What Will Kash Patel Face When He Arrives At FBI HQ On January 20, 2025?
Restructuring The Bureau To Remedy What Ails It Or Turning It Into A Vehicle To Pursue The Malfactors Inside It And Other Aligned Agencies?
The FBI where Kash Patel is set to become Director is an agency that in many respects is unlike any other agency of the federal government. Some of what I explain below has been the subject of commentary by me on X, Spaces, podcasts, and other areas where I have written or commented. But I’ve never put it down in writing all in one place.
But the way the Bureau is structured and operates is largely unknown to the public at large, and the unique qualities that apply to it make understanding the structure and operation important in seeing what it is that Kash Patel will be facing.
Sometimes I’m reluctant to go too deep into the internal mechanics of the FBI because I never worked there. I was never part of the culture no matter how many Special Agents I worked with over 20+ years, or how many I remain in contact with to this day. Occasionally I’m the recipient of communications telling me I got something a little bit wrong, but generally I think I’ve stayed within the bumpers in describing the inner workings of the Bureau as an outsider with a front-row seat for 30+ years.
Because nearly all of my interactions while at DOJ were with squad agents, my views of the Bureau tend to be SA-centric — and that means “anti-management” to a significant degree. There is — and always has been — a division between squad agents and FBI managers. An Agent’s job is an either-or proposition — you remain a working agent assigned to a “squad” with a particular area of enforcement as its priority, or you move into management and your day-to-day job involves overseeing and coordinating work done by Agents - while do almost none of that work yourself. The farther up the management ladder you climb, the farther away you get from the squads where the agents are doing the work, and the management work is “managing lower level managers.”

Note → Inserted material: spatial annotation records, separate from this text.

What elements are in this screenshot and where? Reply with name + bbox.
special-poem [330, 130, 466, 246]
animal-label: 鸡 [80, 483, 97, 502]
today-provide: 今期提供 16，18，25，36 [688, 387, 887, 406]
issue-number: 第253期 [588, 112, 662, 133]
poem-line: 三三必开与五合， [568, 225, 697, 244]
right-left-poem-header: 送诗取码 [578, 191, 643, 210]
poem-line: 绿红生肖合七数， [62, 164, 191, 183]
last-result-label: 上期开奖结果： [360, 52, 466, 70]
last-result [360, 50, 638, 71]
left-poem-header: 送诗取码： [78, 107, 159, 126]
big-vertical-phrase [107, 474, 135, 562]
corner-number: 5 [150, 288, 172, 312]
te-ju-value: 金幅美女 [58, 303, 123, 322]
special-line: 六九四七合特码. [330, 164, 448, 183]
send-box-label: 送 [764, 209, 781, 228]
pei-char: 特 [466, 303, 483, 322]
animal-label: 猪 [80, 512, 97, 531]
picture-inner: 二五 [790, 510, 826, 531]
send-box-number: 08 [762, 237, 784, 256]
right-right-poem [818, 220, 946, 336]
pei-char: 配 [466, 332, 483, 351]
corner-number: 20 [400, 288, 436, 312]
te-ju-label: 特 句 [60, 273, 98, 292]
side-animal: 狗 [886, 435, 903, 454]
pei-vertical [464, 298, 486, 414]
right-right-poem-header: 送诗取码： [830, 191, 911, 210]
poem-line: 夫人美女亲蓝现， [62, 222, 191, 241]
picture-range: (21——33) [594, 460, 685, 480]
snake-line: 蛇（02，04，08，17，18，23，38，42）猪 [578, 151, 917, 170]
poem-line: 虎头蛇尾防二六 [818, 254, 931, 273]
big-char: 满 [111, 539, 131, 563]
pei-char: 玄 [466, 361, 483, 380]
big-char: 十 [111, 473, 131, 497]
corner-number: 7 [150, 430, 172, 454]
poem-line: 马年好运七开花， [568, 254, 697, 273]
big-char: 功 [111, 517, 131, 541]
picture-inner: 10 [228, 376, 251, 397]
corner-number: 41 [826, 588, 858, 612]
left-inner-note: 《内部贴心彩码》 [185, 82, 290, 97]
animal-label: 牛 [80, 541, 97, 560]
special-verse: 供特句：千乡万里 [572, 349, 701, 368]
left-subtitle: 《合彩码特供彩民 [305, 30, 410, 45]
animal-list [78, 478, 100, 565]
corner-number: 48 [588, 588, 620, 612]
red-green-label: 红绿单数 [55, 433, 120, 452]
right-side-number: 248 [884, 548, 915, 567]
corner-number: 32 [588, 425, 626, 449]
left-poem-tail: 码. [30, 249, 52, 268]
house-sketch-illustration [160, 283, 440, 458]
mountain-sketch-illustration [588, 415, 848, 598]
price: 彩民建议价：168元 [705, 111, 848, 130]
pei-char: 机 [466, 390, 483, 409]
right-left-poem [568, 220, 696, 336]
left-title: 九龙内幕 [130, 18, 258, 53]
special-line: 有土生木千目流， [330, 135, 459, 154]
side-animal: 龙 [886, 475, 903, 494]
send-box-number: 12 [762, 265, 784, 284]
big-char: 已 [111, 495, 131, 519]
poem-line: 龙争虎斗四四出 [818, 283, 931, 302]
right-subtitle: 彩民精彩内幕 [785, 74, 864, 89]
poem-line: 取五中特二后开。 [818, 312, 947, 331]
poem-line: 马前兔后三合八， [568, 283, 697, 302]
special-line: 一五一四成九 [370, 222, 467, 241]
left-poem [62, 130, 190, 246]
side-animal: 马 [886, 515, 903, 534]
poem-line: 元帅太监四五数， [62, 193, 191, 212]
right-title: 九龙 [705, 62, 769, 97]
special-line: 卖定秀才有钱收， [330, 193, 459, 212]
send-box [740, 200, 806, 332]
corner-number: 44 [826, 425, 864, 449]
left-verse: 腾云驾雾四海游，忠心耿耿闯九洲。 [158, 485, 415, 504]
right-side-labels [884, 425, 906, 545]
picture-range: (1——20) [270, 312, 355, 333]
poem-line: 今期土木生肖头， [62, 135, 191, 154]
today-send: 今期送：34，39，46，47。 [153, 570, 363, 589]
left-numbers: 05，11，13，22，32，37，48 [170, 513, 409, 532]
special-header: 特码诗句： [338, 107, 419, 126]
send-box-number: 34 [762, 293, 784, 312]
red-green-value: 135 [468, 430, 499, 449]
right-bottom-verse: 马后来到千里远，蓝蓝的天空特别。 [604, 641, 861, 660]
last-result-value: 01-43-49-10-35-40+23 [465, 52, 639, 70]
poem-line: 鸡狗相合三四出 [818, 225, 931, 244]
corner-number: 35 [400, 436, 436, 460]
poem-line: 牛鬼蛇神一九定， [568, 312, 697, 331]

Over the past 11 years, after leaving DOJ, I’ve met and developed friendships with a few retired FBI senior managers. Included in the group are retired SACs — Special-Agents-In-Charge — all of whom occupied various management positions as they advanced in their careers, mostly in the 1990s and 2000s. Just about every one of them was out of the Bureau by 2012-2015, and each has similar recollections about what they saw happening in the way the Bureau changed internally in the two decades since 2000. All of them, without exception, lament what the Bureau has become — with the same refrain of “It wasn’t like that when I started.”